CSCI-B657 Research Projects -- Spring 2016

This page summarizes the 26 final projects conducted in CSCI B657, Introduction to Computer Vision, in Spring 2016 at Indiana University. Each team consisted of 1 to 3 graduate students. The course was supervised by Professor David Crandall and Associate Instructors Zhenhua Chen, Xuan Dong, Sumit Gupta, and Kai Zhen.

Traffic Sign Detection System

Adithya Tirumale, Akash Gopal and Sumit Dey

Abstract:
The main objective of our project is to design and construct a computer based system which can automatically detect the road signs so as to provide assistance to the user or the machine so that they can take appropriate actions.

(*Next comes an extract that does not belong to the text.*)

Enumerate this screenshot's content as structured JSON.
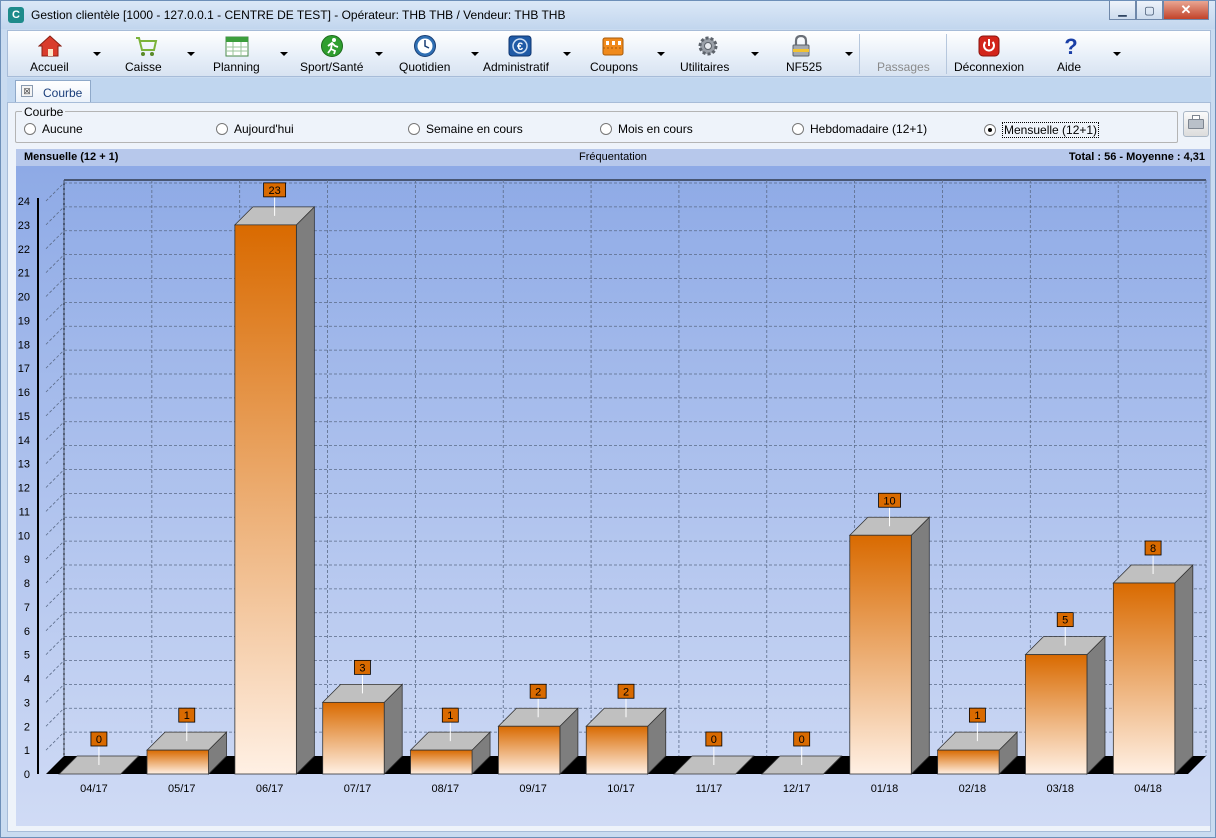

The proposed approach consists of building a model using convolutional neural networks by extracting traffic signs from an image using color information.

For more information, see: poster or final paper.

Finding Motion Patters in Complex Videos

Nihar Khetan, Anand Sharma and Puneet Loya

Abstract:
We are trying to find Motion Patterns in a given Video. Implemented algorithm not only finds the direction of motion happening in the video but also areas of dominant motion in a video. Our work is based on research paper by [MinHuSaad2008]. We work on instantaneous streams of video instead of long duration videos. Moreover we worked on Complex videos which have many objects moving in different directions simultaneously. We assume that videos are taken from stationery camera. Global motion flow field was considered to detect motion happening across the frames. Results were used to find sinks which are points which are in motion. These points were further clustered to generate Super tracks. We tested the algorithm on few real world videos as well as shot few videos ourselves.

For more information, see: poster or final paper.

Speed Detection of Moving Vehicles in a Video

Bipra De, Ghanshyam Malu and Suhas Gulur Ramakrishna

Abstract:
In recent years, the number of traffic accidents have increased exponentially. Currently, speed detection is done in most of the areas using RADAR technology which uses Doppler Effect. Monitoring speeding vehicles manually is not feasible round the clock everywhere. Automation of speed detection is need of the hour. Given a traffic surveillance video, we aim to detect the speed of the moving vehicles.

For more information, see: poster or final paper.

Currency Reader for People with Visual Impairments

Sagar Bhandare and Sanket Mhaiskar

Abstract:
A large number of people are unfortunately affected by visual impairments. India is home to around 30% of the world’s population as per the Huffington Post statistics. Visual Impairments drastically affect the quality of life and cause a lot of hardships for these populations. They also limit the daily activities. One of the daily activities is management of Currency. Currencies have been designed to also help the visually impaired recognize the denominations. But it is still somewhat difficult for the visually impaired to handle cash currency.

For more information, see: poster or final paper.

Chess Board Recognition

Raghuveer Kanchibail, Supreeth Suryaprakash and Suhas Jagadish

Abstract:
Chess Board recognition is an implementation which recognizes the chess board by locating the squares and detect the chess pieces from the input image using image processing techniques. The chess board is segmented from the input image, edges are detected using Canny’s edge detector and cross lines are detected using Hough transform. This will give us the required 64 squares. Each square, with some vicinity around it, is extracted and compared to see if it contains a chess piece. If yes, then the test piece is scaled and oriented to compare with the pre-defined training set. The area score is calculated by taking difference of training pieces and test piece and the one with the lowest score is chosen as the best matching piece.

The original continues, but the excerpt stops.